Wai Kin Li, PharmD
PGY2 Critical Care Pharmacy Resident
n/a
Brooklyn, NY
Disclosure information not submitted.
Xian Jie Chen, BCPS, PharmD
Clinical Pharmacotherapy Specialist
NYU Langone Hospital—Long Island, United States
Disclosure information not submitted.
Diana Altshuler, BCCCP, BCPS, PharmD
Clinical Pharmacotherapy Specialist
NYU Langone Health, United States
Disclosure information not submitted.
Shahidul Islam, DrPH, MPH
Research Assistant Professor and Director, Biostatistics Core
NYU Long Island School of Medicine
Mineola, New York, United States
Disclosure information not submitted.
Liane Emerson
MD Candidate
NYU Long Island School of Medicine, United States
Disclosure information not submitted.
Peter Spiegler, MD
Chief, Division of Pulmonology
NYU Langone Hospital—Long Island, United States
Disclosure information not submitted.
Michael Bender, MD
Clinical Assistant Professor of Medicine,Division of Pulmonary, Critical Care, and Sleep Medicine
NYU Langone Hospital-Long Island, United States
Disclosure information not submitted.
Title: Prevalence of propofol infusion syndrome (PRIS) in critically ill patients
Introduction: Propofol has been widely used in the ICU for sedation and refractory status epilepticus. PRIS is a serious and potentially fatal condition that is characterized by a spectrum of clinical symptoms and abnormalities. Literature suggests that a longer duration of propofol ≥ 48 hours or a dose ≥ 83 mcg/kg/min is associated with a higher risk of PRIS. Many of the critically ill patients in our health system required a larger dose of propofol and prolonged duration of infusion for sedation in the ICU, especially during Covid-19. Delayed treatment of PRIS can lead to death. It is very likely that patients who develop PRIS may often go unrecognized as the manifestations of PRIS can overlap with common ICU conditions. The current prevalence of PRIS is unknown, however, a prospective study has reported a prevalence of 1.1% in critically ill patients.

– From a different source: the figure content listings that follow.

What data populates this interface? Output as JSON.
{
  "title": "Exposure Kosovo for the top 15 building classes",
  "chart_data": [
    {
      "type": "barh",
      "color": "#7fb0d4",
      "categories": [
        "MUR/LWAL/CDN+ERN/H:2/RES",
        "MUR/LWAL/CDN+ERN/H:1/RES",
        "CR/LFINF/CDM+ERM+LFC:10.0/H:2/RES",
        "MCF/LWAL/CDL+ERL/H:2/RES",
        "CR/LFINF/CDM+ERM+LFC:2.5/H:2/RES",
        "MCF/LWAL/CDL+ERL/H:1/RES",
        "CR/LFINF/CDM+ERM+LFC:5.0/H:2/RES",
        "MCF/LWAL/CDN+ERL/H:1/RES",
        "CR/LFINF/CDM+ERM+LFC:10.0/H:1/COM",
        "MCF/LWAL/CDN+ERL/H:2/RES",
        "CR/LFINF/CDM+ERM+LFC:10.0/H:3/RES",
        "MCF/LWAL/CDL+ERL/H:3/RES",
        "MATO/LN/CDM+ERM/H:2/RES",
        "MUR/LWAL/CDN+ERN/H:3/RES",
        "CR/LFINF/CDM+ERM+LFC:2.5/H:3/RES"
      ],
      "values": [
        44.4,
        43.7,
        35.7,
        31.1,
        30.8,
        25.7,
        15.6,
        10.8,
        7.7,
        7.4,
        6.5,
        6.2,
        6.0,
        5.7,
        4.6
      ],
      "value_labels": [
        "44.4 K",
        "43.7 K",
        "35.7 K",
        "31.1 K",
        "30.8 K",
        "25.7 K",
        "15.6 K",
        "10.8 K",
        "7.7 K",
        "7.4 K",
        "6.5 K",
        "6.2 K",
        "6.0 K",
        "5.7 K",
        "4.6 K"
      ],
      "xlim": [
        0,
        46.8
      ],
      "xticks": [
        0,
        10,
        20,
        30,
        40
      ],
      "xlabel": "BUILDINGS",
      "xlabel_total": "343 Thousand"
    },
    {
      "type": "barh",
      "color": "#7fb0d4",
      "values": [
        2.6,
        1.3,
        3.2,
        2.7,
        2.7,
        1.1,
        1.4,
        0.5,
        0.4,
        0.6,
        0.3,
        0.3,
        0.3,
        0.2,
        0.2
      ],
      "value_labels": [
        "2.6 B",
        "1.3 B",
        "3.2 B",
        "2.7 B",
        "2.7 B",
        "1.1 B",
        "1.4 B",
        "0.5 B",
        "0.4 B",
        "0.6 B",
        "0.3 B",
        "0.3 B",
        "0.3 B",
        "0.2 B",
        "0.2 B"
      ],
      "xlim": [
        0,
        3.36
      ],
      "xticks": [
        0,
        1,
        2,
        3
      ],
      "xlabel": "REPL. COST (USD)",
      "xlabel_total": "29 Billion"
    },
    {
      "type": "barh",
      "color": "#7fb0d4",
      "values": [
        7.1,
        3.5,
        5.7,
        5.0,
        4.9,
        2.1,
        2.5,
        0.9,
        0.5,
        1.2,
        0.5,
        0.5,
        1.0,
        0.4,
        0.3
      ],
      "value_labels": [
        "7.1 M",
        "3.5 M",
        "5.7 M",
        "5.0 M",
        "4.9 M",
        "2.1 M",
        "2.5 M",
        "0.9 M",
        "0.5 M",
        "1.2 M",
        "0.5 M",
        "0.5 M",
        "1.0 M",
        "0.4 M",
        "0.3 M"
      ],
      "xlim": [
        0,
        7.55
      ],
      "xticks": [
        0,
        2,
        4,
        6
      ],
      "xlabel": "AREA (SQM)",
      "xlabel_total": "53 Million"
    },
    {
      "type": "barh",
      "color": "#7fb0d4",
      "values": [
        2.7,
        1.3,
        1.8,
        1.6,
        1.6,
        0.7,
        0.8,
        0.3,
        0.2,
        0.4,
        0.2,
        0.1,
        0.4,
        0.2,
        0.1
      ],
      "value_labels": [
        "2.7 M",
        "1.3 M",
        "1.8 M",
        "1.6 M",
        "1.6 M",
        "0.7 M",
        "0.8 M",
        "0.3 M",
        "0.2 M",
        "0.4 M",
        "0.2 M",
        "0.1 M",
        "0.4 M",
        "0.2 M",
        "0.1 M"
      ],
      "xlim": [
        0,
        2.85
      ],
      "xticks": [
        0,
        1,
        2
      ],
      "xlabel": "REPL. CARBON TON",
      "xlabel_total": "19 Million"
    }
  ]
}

Methods: Patients were identified by querying the NYU Langone Health COVID clinical data mart from March 2020 till February 2021. The inclusion criteria included patients receiving propofol infusion for ≥ 48 hours or receiving a dose ≥ 60 mcg/kg/min for more than 24 hours. Pregnant patients, children, and patients with rhabdomyolysis prior to the start of infusion were excluded. PRIS was defined by the development of metabolic acidosis and cardiac dysfunction with 2 or more minor criteria (rhabdomyolysis, hypertriglyceridemia, renal failure, and hepatic transaminitis) or developing 3 or more minor criteria.

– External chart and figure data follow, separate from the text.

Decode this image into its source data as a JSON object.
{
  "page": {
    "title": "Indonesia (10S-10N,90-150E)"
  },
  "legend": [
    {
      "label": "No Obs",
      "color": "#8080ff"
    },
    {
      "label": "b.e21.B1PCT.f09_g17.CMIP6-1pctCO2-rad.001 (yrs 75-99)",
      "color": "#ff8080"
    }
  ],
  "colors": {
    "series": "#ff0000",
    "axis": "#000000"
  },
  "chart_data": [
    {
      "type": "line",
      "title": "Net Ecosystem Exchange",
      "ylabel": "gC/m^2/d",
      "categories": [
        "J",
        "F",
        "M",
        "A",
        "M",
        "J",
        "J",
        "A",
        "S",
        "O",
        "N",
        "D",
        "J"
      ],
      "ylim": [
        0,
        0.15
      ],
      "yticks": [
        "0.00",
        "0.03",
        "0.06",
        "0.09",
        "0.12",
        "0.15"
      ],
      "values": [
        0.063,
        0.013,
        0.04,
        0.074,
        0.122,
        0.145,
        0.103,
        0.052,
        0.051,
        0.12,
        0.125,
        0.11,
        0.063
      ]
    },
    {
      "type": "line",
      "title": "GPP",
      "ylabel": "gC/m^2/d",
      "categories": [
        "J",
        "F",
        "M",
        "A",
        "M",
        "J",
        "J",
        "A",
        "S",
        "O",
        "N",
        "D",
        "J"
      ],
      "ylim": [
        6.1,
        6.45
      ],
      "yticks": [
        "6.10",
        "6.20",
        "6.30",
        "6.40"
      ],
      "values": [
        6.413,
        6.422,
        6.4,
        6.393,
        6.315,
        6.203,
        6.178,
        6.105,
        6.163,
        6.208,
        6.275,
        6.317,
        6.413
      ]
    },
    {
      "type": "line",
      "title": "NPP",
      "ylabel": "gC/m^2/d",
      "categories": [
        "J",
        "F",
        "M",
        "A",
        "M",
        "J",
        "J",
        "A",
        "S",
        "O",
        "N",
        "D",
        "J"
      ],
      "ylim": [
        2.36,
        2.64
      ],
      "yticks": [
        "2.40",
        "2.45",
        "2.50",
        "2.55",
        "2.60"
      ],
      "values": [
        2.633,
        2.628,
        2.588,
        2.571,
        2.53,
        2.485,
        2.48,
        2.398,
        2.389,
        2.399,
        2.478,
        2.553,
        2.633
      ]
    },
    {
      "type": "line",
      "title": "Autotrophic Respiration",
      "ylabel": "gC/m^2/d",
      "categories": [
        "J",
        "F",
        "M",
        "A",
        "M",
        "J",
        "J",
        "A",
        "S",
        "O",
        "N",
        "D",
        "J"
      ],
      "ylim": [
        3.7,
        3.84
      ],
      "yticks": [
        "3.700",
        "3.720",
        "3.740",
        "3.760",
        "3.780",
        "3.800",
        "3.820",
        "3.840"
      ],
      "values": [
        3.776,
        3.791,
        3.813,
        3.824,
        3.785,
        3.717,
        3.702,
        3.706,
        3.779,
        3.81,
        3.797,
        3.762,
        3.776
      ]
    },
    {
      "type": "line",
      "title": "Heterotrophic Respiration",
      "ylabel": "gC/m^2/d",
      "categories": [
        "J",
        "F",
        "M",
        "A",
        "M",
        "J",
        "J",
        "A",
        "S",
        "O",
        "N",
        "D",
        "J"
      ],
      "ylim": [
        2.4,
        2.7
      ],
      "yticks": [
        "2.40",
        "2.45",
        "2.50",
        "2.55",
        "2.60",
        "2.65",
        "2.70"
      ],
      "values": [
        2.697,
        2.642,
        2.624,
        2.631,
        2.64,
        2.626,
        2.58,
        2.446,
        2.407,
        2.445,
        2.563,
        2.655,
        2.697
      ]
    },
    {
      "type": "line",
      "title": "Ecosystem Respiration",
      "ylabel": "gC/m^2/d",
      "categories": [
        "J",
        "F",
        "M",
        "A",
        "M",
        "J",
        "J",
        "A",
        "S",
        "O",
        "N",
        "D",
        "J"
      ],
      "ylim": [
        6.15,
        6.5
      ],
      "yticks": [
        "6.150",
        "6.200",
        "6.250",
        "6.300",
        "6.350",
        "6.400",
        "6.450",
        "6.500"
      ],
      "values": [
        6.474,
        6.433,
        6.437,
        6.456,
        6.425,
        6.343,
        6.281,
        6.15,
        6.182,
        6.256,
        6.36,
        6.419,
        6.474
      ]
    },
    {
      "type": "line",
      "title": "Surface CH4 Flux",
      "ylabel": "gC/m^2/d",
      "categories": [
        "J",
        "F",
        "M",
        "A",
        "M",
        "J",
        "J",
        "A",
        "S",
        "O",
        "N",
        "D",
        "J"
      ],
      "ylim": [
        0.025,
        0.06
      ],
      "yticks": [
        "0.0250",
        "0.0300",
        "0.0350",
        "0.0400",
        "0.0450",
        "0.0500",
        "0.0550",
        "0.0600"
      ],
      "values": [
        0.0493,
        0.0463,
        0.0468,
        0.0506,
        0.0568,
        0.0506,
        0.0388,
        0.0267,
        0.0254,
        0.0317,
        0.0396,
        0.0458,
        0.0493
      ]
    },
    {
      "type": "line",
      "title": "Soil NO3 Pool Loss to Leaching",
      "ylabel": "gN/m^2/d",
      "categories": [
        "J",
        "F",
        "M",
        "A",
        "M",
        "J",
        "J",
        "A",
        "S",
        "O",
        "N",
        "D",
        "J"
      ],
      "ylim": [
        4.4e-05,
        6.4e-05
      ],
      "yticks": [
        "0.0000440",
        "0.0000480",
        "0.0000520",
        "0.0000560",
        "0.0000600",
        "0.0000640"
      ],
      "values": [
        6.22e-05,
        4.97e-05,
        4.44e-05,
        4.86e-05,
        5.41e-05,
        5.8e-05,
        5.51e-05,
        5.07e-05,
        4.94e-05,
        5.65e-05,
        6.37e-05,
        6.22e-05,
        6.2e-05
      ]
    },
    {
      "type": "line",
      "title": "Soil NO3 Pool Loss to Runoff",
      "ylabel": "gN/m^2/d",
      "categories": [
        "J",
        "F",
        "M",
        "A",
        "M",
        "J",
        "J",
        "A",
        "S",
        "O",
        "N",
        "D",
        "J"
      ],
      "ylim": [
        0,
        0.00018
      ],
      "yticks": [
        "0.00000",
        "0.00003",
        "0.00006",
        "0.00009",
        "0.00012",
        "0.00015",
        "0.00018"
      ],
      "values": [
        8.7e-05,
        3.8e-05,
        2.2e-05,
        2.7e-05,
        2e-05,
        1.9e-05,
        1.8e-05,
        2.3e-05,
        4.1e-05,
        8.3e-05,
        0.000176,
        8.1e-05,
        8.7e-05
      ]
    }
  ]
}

Results: 424 patients were included in our study. Of the 424 patients, 21 patients were found to have developed PRIS. The occurrence of PRIS was observed at the median infusion rate of 36.1 mcg/kg/min and a median duration of infusion of 147 hours. The prevalence of PRIS was found to be 4.9%.

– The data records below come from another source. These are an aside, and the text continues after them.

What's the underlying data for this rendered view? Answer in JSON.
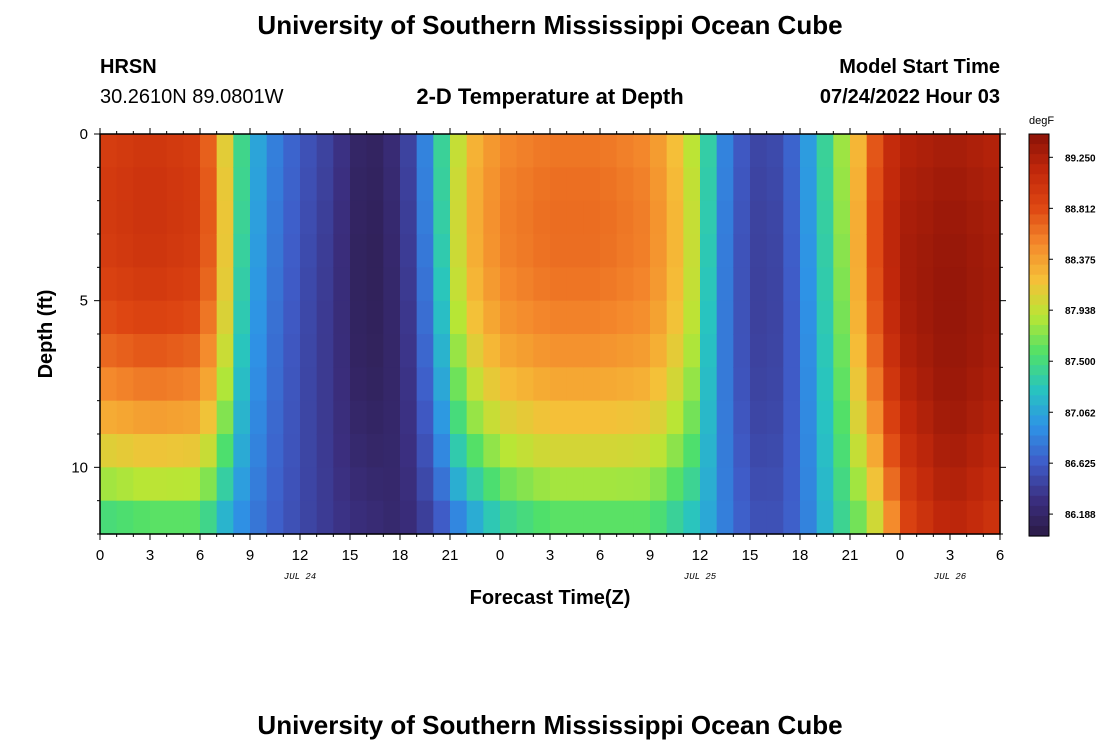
{
  "header": {
    "title": "University of Southern Mississippi Ocean Cube",
    "station": "HRSN",
    "coords": "30.2610N  89.0801W",
    "plot_title": "2-D Temperature at Depth",
    "model_label": "Model Start Time",
    "model_time": "07/24/2022 Hour 03"
  },
  "footer": {
    "title": "University of Southern Mississippi Ocean Cube"
  },
  "colors": {
    "scale": [
      "#2b1a45",
      "#3b2f80",
      "#3f5cc8",
      "#2e93e6",
      "#28c4c0",
      "#4fe06a",
      "#b8e635",
      "#f5c038",
      "#f4892c",
      "#de4612",
      "#c1280b",
      "#8a1208"
    ]
  },
  "chart_data": {
    "type": "heatmap",
    "title": "2-D Temperature at Depth",
    "xlabel": "Forecast Time(Z)",
    "ylabel": "Depth (ft)",
    "x_hours": [
      0,
      54
    ],
    "x_ticks": [
      {
        "h": 0,
        "label": "0"
      },
      {
        "h": 3,
        "label": "3"
      },
      {
        "h": 6,
        "label": "6"
      },
      {
        "h": 9,
        "label": "9"
      },
      {
        "h": 12,
        "label": "12"
      },
      {
        "h": 15,
        "label": "15"
      },
      {
        "h": 18,
        "label": "18"
      },
      {
        "h": 21,
        "label": "21"
      },
      {
        "h": 24,
        "label": "0"
      },
      {
        "h": 27,
        "label": "3"
      },
      {
        "h": 30,
        "label": "6"
      },
      {
        "h": 33,
        "label": "9"
      },
      {
        "h": 36,
        "label": "12"
      },
      {
        "h": 39,
        "label": "15"
      },
      {
        "h": 42,
        "label": "18"
      },
      {
        "h": 45,
        "label": "21"
      },
      {
        "h": 48,
        "label": "0"
      },
      {
        "h": 51,
        "label": "3"
      },
      {
        "h": 54,
        "label": "6"
      }
    ],
    "date_labels": [
      {
        "h": 12,
        "label": "JUL 24"
      },
      {
        "h": 36,
        "label": "JUL 25"
      },
      {
        "h": 51,
        "label": "JUL 26"
      }
    ],
    "ylim": [
      0,
      12
    ],
    "y_ticks": [
      {
        "v": 0,
        "label": "0"
      },
      {
        "v": 5,
        "label": "5"
      },
      {
        "v": 10,
        "label": "10"
      }
    ],
    "depth_levels": 12,
    "colorbar": {
      "unit": "degF",
      "min": 86.0,
      "max": 89.45,
      "labels": [
        "89.250",
        "88.812",
        "88.375",
        "87.938",
        "87.500",
        "87.062",
        "86.625",
        "86.188"
      ]
    },
    "surface_series_degF": [
      {
        "h": 0,
        "v": 88.9
      },
      {
        "h": 3,
        "v": 89.0
      },
      {
        "h": 6,
        "v": 88.9
      },
      {
        "h": 7,
        "v": 88.5
      },
      {
        "h": 8,
        "v": 87.7
      },
      {
        "h": 9,
        "v": 87.2
      },
      {
        "h": 10,
        "v": 86.9
      },
      {
        "h": 12,
        "v": 86.6
      },
      {
        "h": 14,
        "v": 86.4
      },
      {
        "h": 15,
        "v": 86.25
      },
      {
        "h": 16,
        "v": 86.1
      },
      {
        "h": 17,
        "v": 86.2
      },
      {
        "h": 18,
        "v": 86.3
      },
      {
        "h": 19,
        "v": 86.6
      },
      {
        "h": 20,
        "v": 87.1
      },
      {
        "h": 21,
        "v": 87.7
      },
      {
        "h": 22,
        "v": 88.2
      },
      {
        "h": 24,
        "v": 88.5
      },
      {
        "h": 27,
        "v": 88.6
      },
      {
        "h": 30,
        "v": 88.6
      },
      {
        "h": 33,
        "v": 88.5
      },
      {
        "h": 35,
        "v": 88.1
      },
      {
        "h": 36,
        "v": 87.7
      },
      {
        "h": 37,
        "v": 87.0
      },
      {
        "h": 38,
        "v": 86.7
      },
      {
        "h": 39,
        "v": 86.5
      },
      {
        "h": 40,
        "v": 86.45
      },
      {
        "h": 41,
        "v": 86.55
      },
      {
        "h": 42,
        "v": 86.8
      },
      {
        "h": 43,
        "v": 87.2
      },
      {
        "h": 44,
        "v": 87.6
      },
      {
        "h": 45,
        "v": 88.0
      },
      {
        "h": 46,
        "v": 88.5
      },
      {
        "h": 47,
        "v": 89.0
      },
      {
        "h": 48,
        "v": 89.2
      },
      {
        "h": 51,
        "v": 89.3
      },
      {
        "h": 54,
        "v": 89.2
      }
    ],
    "bottom_series_degF": [
      {
        "h": 0,
        "v": 87.5
      },
      {
        "h": 3,
        "v": 87.6
      },
      {
        "h": 6,
        "v": 87.6
      },
      {
        "h": 7,
        "v": 87.3
      },
      {
        "h": 8,
        "v": 87.0
      },
      {
        "h": 10,
        "v": 86.7
      },
      {
        "h": 12,
        "v": 86.5
      },
      {
        "h": 15,
        "v": 86.3
      },
      {
        "h": 18,
        "v": 86.2
      },
      {
        "h": 20,
        "v": 86.5
      },
      {
        "h": 22,
        "v": 87.0
      },
      {
        "h": 24,
        "v": 87.4
      },
      {
        "h": 27,
        "v": 87.6
      },
      {
        "h": 30,
        "v": 87.6
      },
      {
        "h": 33,
        "v": 87.6
      },
      {
        "h": 36,
        "v": 87.2
      },
      {
        "h": 38,
        "v": 86.7
      },
      {
        "h": 40,
        "v": 86.5
      },
      {
        "h": 42,
        "v": 86.7
      },
      {
        "h": 44,
        "v": 87.3
      },
      {
        "h": 46,
        "v": 87.8
      },
      {
        "h": 47,
        "v": 88.2
      },
      {
        "h": 48,
        "v": 88.8
      },
      {
        "h": 50,
        "v": 89.1
      },
      {
        "h": 51,
        "v": 89.2
      },
      {
        "h": 54,
        "v": 89.0
      }
    ]
  }
}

Conclusion: The prevalence of PRIS in our study was found to be 4.9%. The occurrence of PRIS was observed at the median infusion rate of 36.1 mcg/kg/min suggesting that PRIS can be developed at a lower rate of infusion than previously reported. We suggest that patients - especially those receiving a duration ≥ 48 hours and a higher dose of 60 mcg/kg/min - should be monitored for signs and symptoms of PRIS during propofol infusion as it may be under-recognized because PRIS is characterized by multiple clinical manifestations that overlap with critical illness.